Advantages of Sole Proprietorships
Sole proprietorships have several advantages that make them popular:
- Easy and inexpensive to form. As Jeremy Shepherd discovered, sole proprietorships have few legal requirements (local licenses and permits) and are not expensive to form, making them the business organization of choice for many small companies and start-ups.
- Profits all go to the owner. The owner of a sole proprietorship obtains the start-up funds and gets all the profits earned by the business. The more efficiently the firm operates, the higher the company’s profitability.
- Direct control of the business. All business decisions are made by the sole proprietorship owner without having to consult anyone else.
- Freedom from government regulation. Sole proprietorships have more freedom than other forms of business with respect to government controls.
- No special taxation. Sole proprietorships do not pay special franchise or corporate taxes. Profits are taxed as personal income as reported on the owner’s individual tax return.
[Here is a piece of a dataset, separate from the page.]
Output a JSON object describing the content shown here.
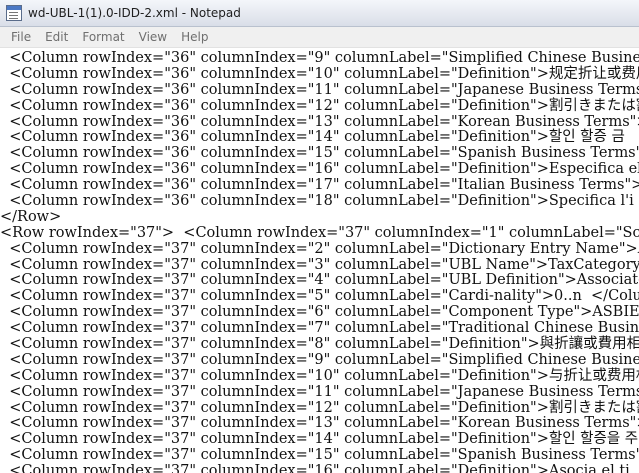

- Ease of dissolution. With no co-owners or partners, the sole proprietor can sell the business or close the doors at any time, making this form of business organization an ideal way to test a new business idea.
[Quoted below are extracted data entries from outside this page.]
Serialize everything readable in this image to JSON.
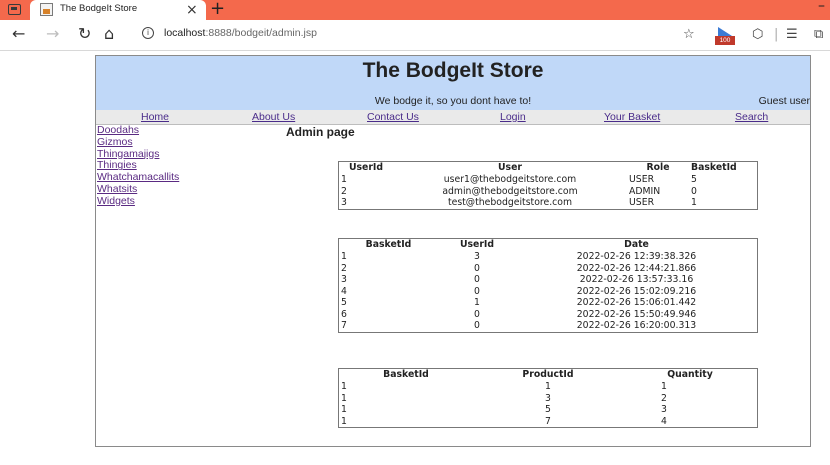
{
  "browser": {
    "tab_title": "The BodgeIt Store",
    "tab_close": "×",
    "new_tab": "+",
    "url_host": "localhost",
    "url_rest": ":8888/bodgeit/admin.jsp",
    "extension_badge": "100",
    "icons": [
      "back-icon",
      "forward-icon",
      "reload-icon",
      "home-icon",
      "info-icon",
      "favorites-icon",
      "extension-icon",
      "collections-icon",
      "reading-list-icon"
    ]
  },
  "site": {
    "title": "The BodgeIt Store",
    "tagline": "We bodge it, so you dont have to!",
    "user_status": "Guest user"
  },
  "nav": {
    "home": "Home",
    "about": "About Us",
    "contact": "Contact Us",
    "login": "Login",
    "basket": "Your Basket",
    "search": "Search"
  },
  "sidebar": {
    "items": [
      {
        "label": "Doodahs"
      },
      {
        "label": "Gizmos"
      },
      {
        "label": "Thingamajigs"
      },
      {
        "label": "Thingies"
      },
      {
        "label": "Whatchamacallits"
      },
      {
        "label": "Whatsits"
      },
      {
        "label": "Widgets"
      }
    ]
  },
  "main": {
    "title": "Admin page"
  },
  "users_table": {
    "headers": [
      "UserId",
      "User",
      "Role",
      "BasketId"
    ],
    "rows": [
      [
        "1",
        "user1@thebodgeitstore.com",
        "USER",
        "5"
      ],
      [
        "2",
        "admin@thebodgeitstore.com",
        "ADMIN",
        "0"
      ],
      [
        "3",
        "test@thebodgeitstore.com",
        "USER",
        "1"
      ]
    ]
  },
  "baskets_table": {
    "headers": [
      "BasketId",
      "UserId",
      "Date"
    ],
    "rows": [
      [
        "1",
        "3",
        "2022-02-26 12:39:38.326"
      ],
      [
        "2",
        "0",
        "2022-02-26 12:44:21.866"
      ],
      [
        "3",
        "0",
        "2022-02-26 13:57:33.16"
      ],
      [
        "4",
        "0",
        "2022-02-26 15:02:09.216"
      ],
      [
        "5",
        "1",
        "2022-02-26 15:06:01.442"
      ],
      [
        "6",
        "0",
        "2022-02-26 15:50:49.946"
      ],
      [
        "7",
        "0",
        "2022-02-26 16:20:00.313"
      ]
    ]
  },
  "contents_table": {
    "headers": [
      "BasketId",
      "ProductId",
      "Quantity"
    ],
    "rows": [
      [
        "1",
        "1",
        "1"
      ],
      [
        "1",
        "3",
        "2"
      ],
      [
        "1",
        "5",
        "3"
      ],
      [
        "1",
        "7",
        "4"
      ]
    ]
  },
  "colors": {
    "tab_bar": "#f4694c",
    "header_bg": "#c0d8f8",
    "link": "#5a2a82"
  }
}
Disadvantages of Sole Proprietorships
Along with the freedom to operate the business as they wish, sole proprietors face several disadvantages:
- Unlimited liability. From a legal standpoint, the sole proprietor and the company are one and the same, making the business owner personally responsible for all debts the company incurs, even if they exceed the company’s value. The owner may need to sell other personal property—their car, home, or other investments—to satisfy claims against the business.
- Difficulty raising capital. Business assets are unprotected against claims of personal creditors, so business lenders view sole proprietorships as high risk due to the owner’s unlimited liability. Owners must often use personal funds—borrowing on credit cards, second-mortgaging their homes, or selling investments—to finance their business. Expansion plans can also be affected by an inability to raise additional funding.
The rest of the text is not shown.